Staking out the battleground for the right-wing power struggle triggered by Sharon's removal of settlers from Gaza, Netanyahu urged immediate building on a particularly sensitive area outside East Jerusalem.
"The time has come to build here and I will build here," Netanyahu told reporters on a tour of the rocky hillside between Jerusalem and Maale Adumim, the biggest West Bank settlement.
Sharon himself says Israel plans construction in the so-called E1 tract despite heavy US criticism and fury from the Palestinians, who are concerned they would be cut off from the holy city they seek as the capital of an eventual state.
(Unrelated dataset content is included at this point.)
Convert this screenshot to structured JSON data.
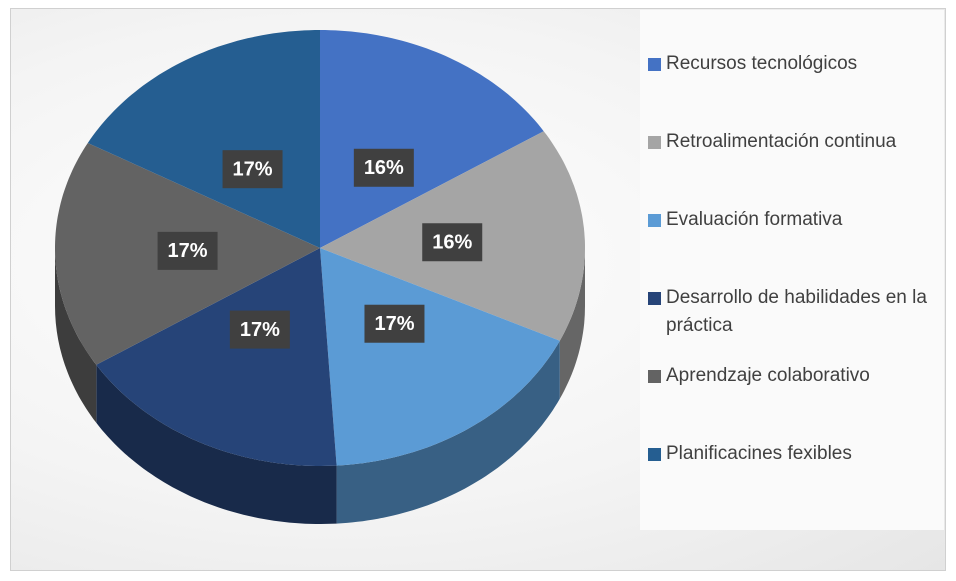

The plans call for construction of 1,000 housing units and later, a tunnel to divert Palestinian traffic from the area, said Yehoshua Mor-Yosef, a project spokesman.
Israel has yet to approve any building at the site, but recently approved construction of a police station there.
Netanyahu declared his challenge to Sharon for leadership of their ruling Likud Party on Tuesday, a step that could lead to elections earlier than the due date of November 2006 and is likely to keep any peacemaking with the Palestinians on hold.
Netanyahu, a 55-year-old former premier who resigned as Sharon's finance minister over the Gaza plan, is the darling of rightists opposed to yielding any settlements in Israeli-occupied territory that Palestinians want for a state.
They fear it sets a precedent for giving up homes on land to which settlers say they have a Biblical claim and that it rewards a Palestinian uprising begun in 2000.
The World Court has ruled all the settlements illegal. Israel disputes this and the United States has said Israel could expect to keep some West Bank land under a peace settlement that leads to Palestinian statehood.
Likud polls show Netanyahu would rout Sharon in a primary if it were held soon, but Sharon has far greater national popularity stirring speculation that he could break away to form a new centrist party.
A poll in the mass-circulation Yedioth Ahronoth daily said 54 per cent of Israelis preferred Sharon as prime minister while only 26 per cent wanted Netanyahu.
Sharon, 77, once godfather of the settler movement, has vowed Israel will never give up its biggest West Bank settlement blocs, but that some isolated enclaves could go under an eventual peace deal with the Palestinians.
In another development, Israel's parliament Wednesday approved posting 750 Egyptian troops on the Egypt-Gaza border, allowing Israeli soldiers to withdraw from the sensitive frontier. The vote was 53 to 28.
During more than four years of Palestinian-Israeli violence, Israeli forces have uncovered and destroyed dozens of tunnels used by Palestinians to smuggle weapons into Gaza under the border. With the agreement, Egypt takes over responsibility for preventing smuggling, and Israel is expected to withdraw its forces by the end of the year.